The Department of Health and Human Services Office of Inspector General (the OIG), on November 28, 2017, issued a Rescission Letter terminating Advisory Opinion Number 06-04 (Advisory Opinion 06-04).1 In Advisory Opinion 06-04, the OIG found that a non-profit, tax-exempt charitable organization’s (the “Charity”) practice of providing financially needy Medicare beneficiaries with subsidies to defray their out-of-pocket drug costs posed a low risk of abuse given the safeguards the Charity employed. The Rescission Letter explains that the Charity directly contravened the specific safeguards it certified it maintained by: (i) providing patient-specific data to one or more of the pharmaceutical manufacturer donors that would enable the manufacturers to correlate the amount and frequency of their donations with the number of subsidized prescriptions or orders for their products, and (ii) allowing the manufacturer donors to directly or indirectly influence the identification or delineation of the Charity’s disease categories.
This is the first time that the OIG has issued a rescission letter terminating one of its advisory opinions to a charitable patient assistance organization.
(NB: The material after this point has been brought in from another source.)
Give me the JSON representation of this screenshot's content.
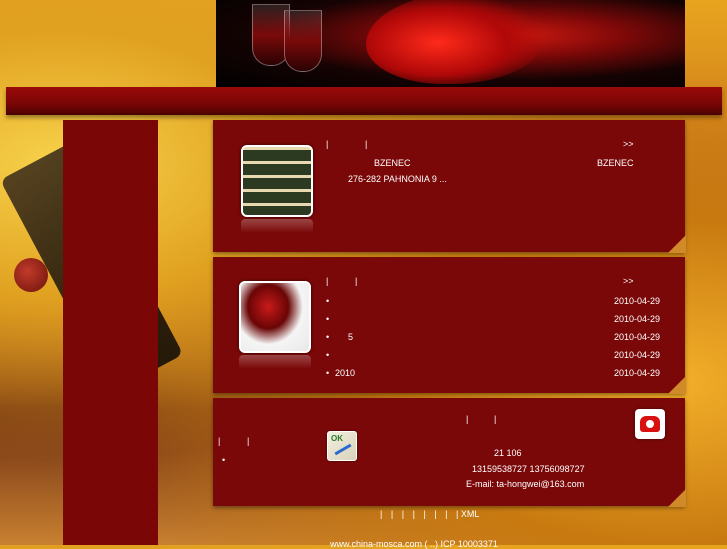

The OIG’s justification for this highly unusual action is, by itself, unsurprising: the Charity’s practices disregarded the OIG’s longstanding guidance on independent charity patient assistance programs (PAPs). However, the fact that the OIG issued this letter demonstrates the OIG’s interest in this area and reinforces the importance of properly structuring PAPs to insulate them from donor influence.
Furthermore, the letter is significant because the PAP informed the OIG that the rescission of the advisory opinion could potentially require the PAP to close its doors and stop providing patient assistance for the drugs at issue. In rejecting this apparent plea for leniency, the OIG made the seemingly unsolicited suggestion that should the Charity cease operations as a result of the rescission, “pharmaceutical manufacturers that wish to provide free drugs to impacted patients for the remaining period during which the patients otherwise would have received copayment assistance from [the Charity] may contact OIG if they have fraud and abuse concerns.” Manufacturer free drug programs are somewhat different in nature than donations to charitable organizations that provide out-of-pocket patient support. However, as it is unlikely that the OIG included this statement inadvertently, this recommendation may telegraph a policy preference for free drug programs as opposed to copay assistance programs. It will be worth monitoring future publications to see if the OIG more explicitly endorses this viewpoint.